If you’d told Madeleine Black 30 years ago she’d be a public speaker and author, she’d never have believed you. Nowadays interviews about her recently published memoir Unbroken have made it almost a routine.
She was violently raped by two young men in 1979 in North London, a crime she would never report to the police out of fear of retribution. The ensuing decades were coloured by trauma and Madeleine’s efforts to free herself from it.
She married, had a family, and moved to Glasgow, where she started working with Women’s Aid and the Rape Crisis Centre. She finally decided helping others would become full-time job and became a counsellor.
In 2014, she went public with her story for the first time, sharing it as part of the Forgiveness Project, a secular organisation that shares real stories of forgiveness to build understanding, encourage reflection and enable people to move forward from the trauma in their own lives. Through it, she discovered that speaking out about negative experiences can have a positive impact, which motivated her to write the memoir.

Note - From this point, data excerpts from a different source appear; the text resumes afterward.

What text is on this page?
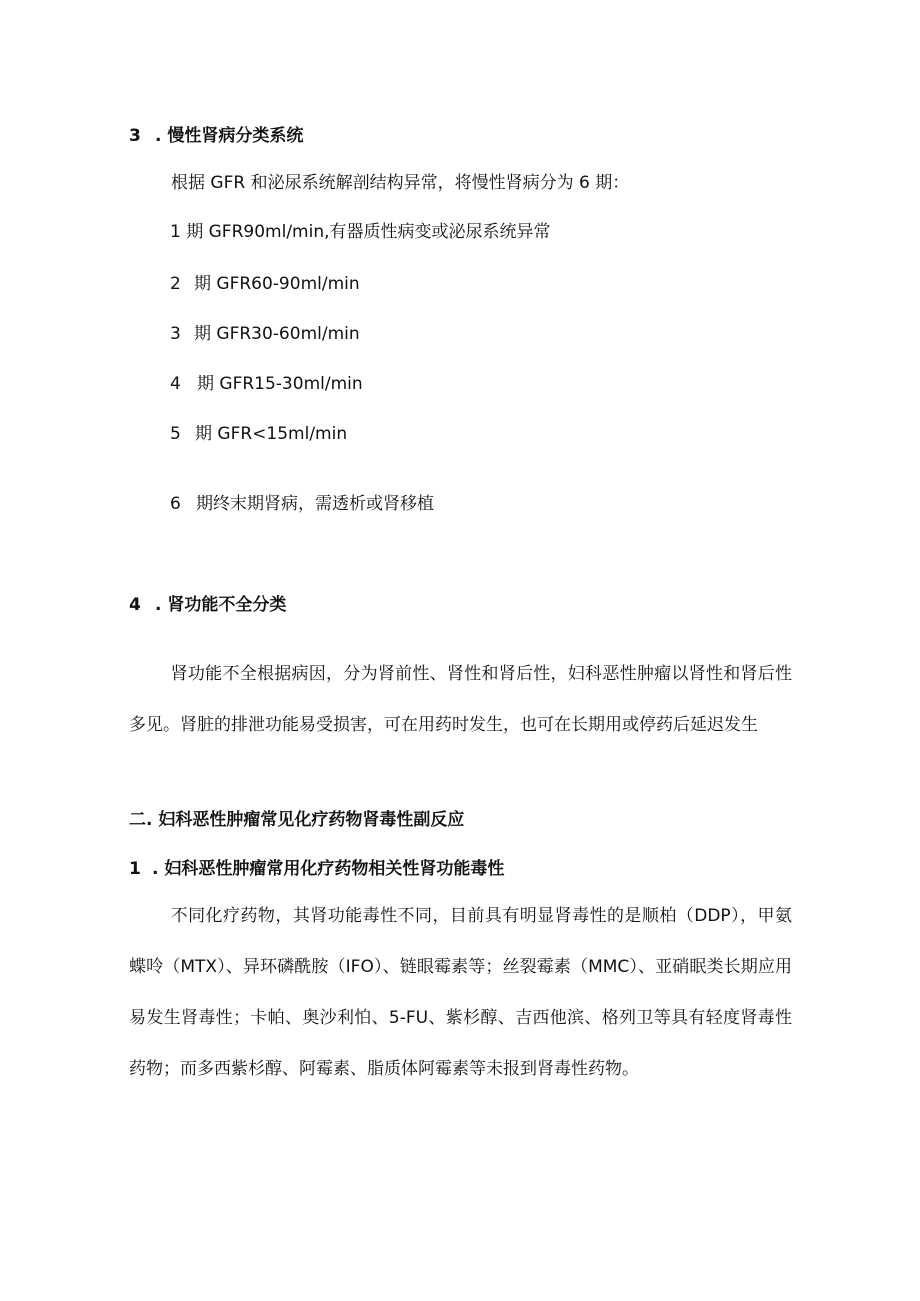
3 . 慢性肾病分类系统
根据 GFR 和泌尿系统解剖结构异常，将慢性肾病分为 6 期：
1 期 GFR90ml∕min,有器质性病变或泌尿系统异常
2 期 GFR60-90ml∕min
3 期 GFR30-60ml∕min
4 期 GFR15-30ml∕min
5 期 GFR<15ml∕min
6 期终末期肾病，需透析或肾移植
4 . 肾功能不全分类
肾功能不全根据病因，分为肾前性、肾性和肾后性，妇科恶性肿瘤以肾性和肾后性多见。肾脏的排泄功能易受损害，可在用药时发生，也可在长期用或停药后延迟发生
二. 妇科恶性肿瘤常见化疗药物肾毒性副反应
1 . 妇科恶性肿瘤常用化疗药物相关性肾功能毒性
不同化疗药物，其肾功能毒性不同，目前具有明显肾毒性的是顺柏（DDP），甲氨蝶呤（MTX）、异环磷酰胺（IFO）、链眼霉素等；丝裂霉素（MMC）、亚硝眠类长期应用易发生肾毒性；卡帕、奥沙利怕、5-FU、紫杉醇、吉西他滨、格列卫等具有轻度肾毒性药物；而多西紫杉醇、阿霉素、脂质体阿霉素等未报到肾毒性药物。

Madeleine says: “It was somebody else finding their voice that helped me find my voice, and I know from me speaking how it has helped people to find their voice, as well, and to give them hope.”
In the memoir, Madeleine offers a level-headed and straightforward description of the rape and torture, leaving a visceral impact on the reader. She initially shunned the thought of going into so much detail, but it was a friend and editor who encouraged her to do otherwise.
Madeleine says: “He explained to me that as a man he never really thought about rape. He just thought it was about being overpowered, but didn’t really understand all the violence or what can take place. He said it really helped to educate him, and thought it was really important to share it.
“As I was writing, it still brought up some feelings of shame, and it made me think he was right, I need to really share it. If I would just write that I was raped one night, then we don’t really talk about the details or what goes on, it would be me sanitising it. Even though I was sharing my story, without the details I am still silencing myself.”
She adds: “I thought it was important (to include all the details). I know that part is very hard to read because it is quite nasty, but I just thought it was important to put it all in rather than brush it under the carpet, or make it prettier than it really was.”
In the time since she first shared her story publicly, many women have told her they were inspired to reveal they had been raped, after years of silence.
“I think it’s important to speak out, and to speak out for others. People have told me that I’ve helped them to find their voice, and that just motivates me to carry on,” Madeleine says.
Feelings of shame and self-blame lead many victims of sexual violence never to report the crime. A desire to change this played a significant role in Madeleine’s decision to publish the memoir.
“I wanted to break down the stigma, the shame and the silence – the three things that kept me in my own little world, and kept me quiet. With any other crime – your car gets broken into, your house burns down, you get robbed – there’s never the same shame. When it’s sexual assault or violent abuse, there’s so much shame attached, it’s really hard to find your voice. But now that I’ve found it, I (don’t have to be) quiet.
“I can now speak publicly, but I don’t expect everyone to do that, but just to share it with someone, someone that you trust, and to be listened, and to be heard and believed, must be the most important things.”
Madeleine will be promoting Unbroken in Glasgow on Wed April 12 from 7-10pm in Waterstones on Sauchiehall Street.